In that role, J Dilla runs through rap commonplaces circa the turn of the millennium. Themes include: bling, on “Diamonds (The Shining, Part 1)”; cars, on “Drive Me Wild”; and sexual prowess, on “The Creep (The O).” The club is the explicit setting for no less than three songs, one of which anticipates the eruption of violence (“Fight Club”). Snoop Dogg, at his post-No Limit peak, shows up on “Gangsta Boogie” to rhyme “appealin’” with “illin’” and “Dillin’.” All this converges on a playful but, with the exception of standout “Fuck the Police,” decidedly apolitical mood. One of many quotations is Q-Tip’s opening ode to hip-hop’s roots in jazz from “Excursions,” which Dilla retools with dystopian synths, recalling the distance he once placed between himself and the alternative leanings of so-called backpack rappers like A Tribe Called Quest when lumped into their camp by an interviewer: “I ain’t never carried no goddamn backpack!”
J Dilla runs through rap commonplaces circa the turn of the millennium.
Yet the production bears the backpack mark. Whether a testament to Dilla’s ubiquitous influence, or the artist’s uncompromising supervision, The Diary sounds like a Dilla album all the way through. Each cut finds a different midpoint between soul and techno (his native Detroit’s twin musical pillars), where the effusiveness of one and hypnotic chilliness of the other collide. They proceed in brief and piecemeal fashion: No track exceeds four minutes, few exceed three, and though the sequencing shows care for variety and pacing, the transitions are often abrupt. Even though The Diary is pretty straightforward compared to, say, Dilla’s kaleidoscopic instrumental opus Donuts, the seeds of the collage-like abstractions of successors like Flying Lotus are audible in The Diary’s sometimes dissonant flow.
The official line is that The Diary got shelved because MCA dissolved. But there’s strong suggestion they also weren’t happy with what they heard, and from a commercial perspective, that makes sense, as this isn’t a tent-pole album. The hooks are too languorous, the tone is too casual, and the whole thing is over before most rap albums are even getting started. These aren’t demerits, but nor does The Diary ever announce itself as essential. “Fuck the Police,” Dilla’s debut single as a solo artist, originally delayed due to 9/11, is the major exception, with its sing-song chorus and Dilla’s wise and righteous cadence. The jazz flute marks the track’s vintage, but the lyrics could have been written today.
Otherwise, what makes The Diary frustrating is that, the introspective Bilal-featuring “The Ex” notwithstanding, Dilla never really opens up.
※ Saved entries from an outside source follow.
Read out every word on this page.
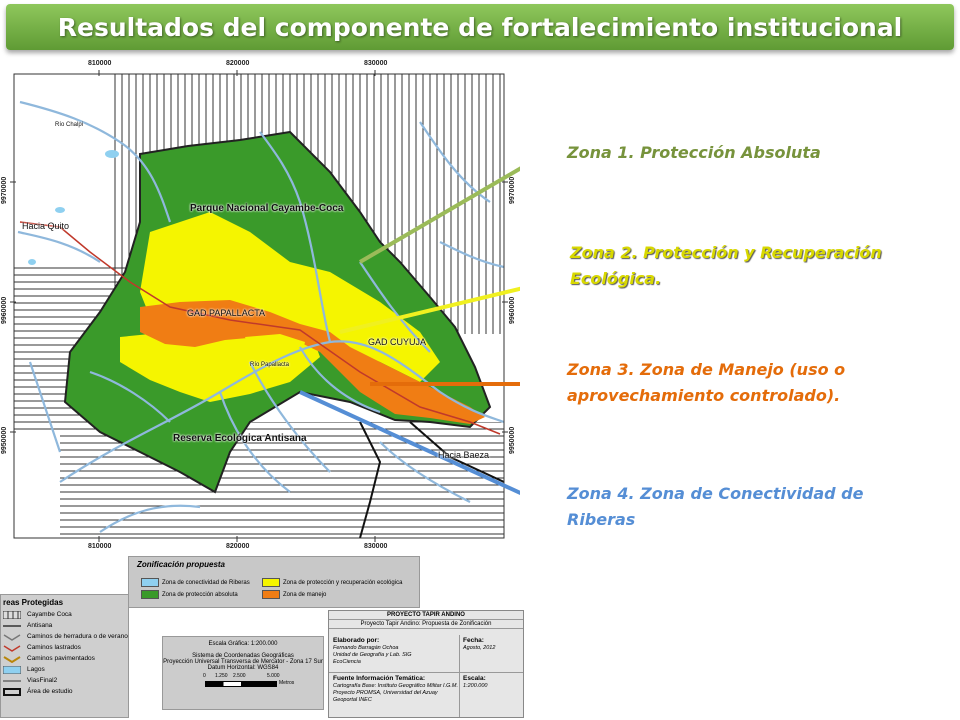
Resultados del componente de fortalecimiento institucional
810000	820000	830000
810000	820000	830000
9970000
9960000
9950000
9970000
9960000
9950000
Parque Nacional Cayambe-Coca
Hacia Quito
GAD PAPALLACTA
GAD CUYUJA
Reserva Ecológica Antisana
Hacia Baeza
Río Chalpi
Río Papallacta
Zona 1. Protección Absoluta
Zona 2. Protección y Recuperación Ecológica.
Zona 3. Zona de Manejo (uso o aprovechamiento controlado).
Zona 4. Zona de Conectividad de Riberas
Zonificación propuesta
Zona de conectividad de Riberas	Zona de protección y recuperación ecológica
Zona de protección absoluta	Zona de manejo
reas Protegidas
Cayambe Coca
Antisana
Caminos de herradura o de verano
Caminos lastrados
Caminos pavimentados
Lagos
ViasFinal2
Área de estudio
Escala Gráfica: 1:200.000
Sistema de Coordenadas Geográficas
Proyección Universal Transversa de Mercator - Zona 17 Sur
Datum Horizontal: WGS84
0 1.250 2.500	5.000
Metros
PROYECTO TAPIR ANDINO
Proyecto Tapir Andino: Propuesta de Zonificación
Elaborado por:
Fernando Barragán Ochoa
Unidad de Geografía y Lab. SIG
EcoCiencia
Fecha:
Agosto, 2012
Fuente Información Temática:
Cartografía Base: Instituto Geográfico Militar I.G.M.
Proyecto PROMSA, Universidad del Azuay
Geoportal INEC
Escala:
1:200.000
The title track closes the album with what amounts to a circular taunt, itself yet another quotation: “You think you know, but you have no idea/This is the diary of J Dilla.” The stakes stay pretty low as a result, which is actually poignant in light of Yancey’s illness and death: In a perfect world, The Diary would have represented the solid second tier to which every genius is entitled.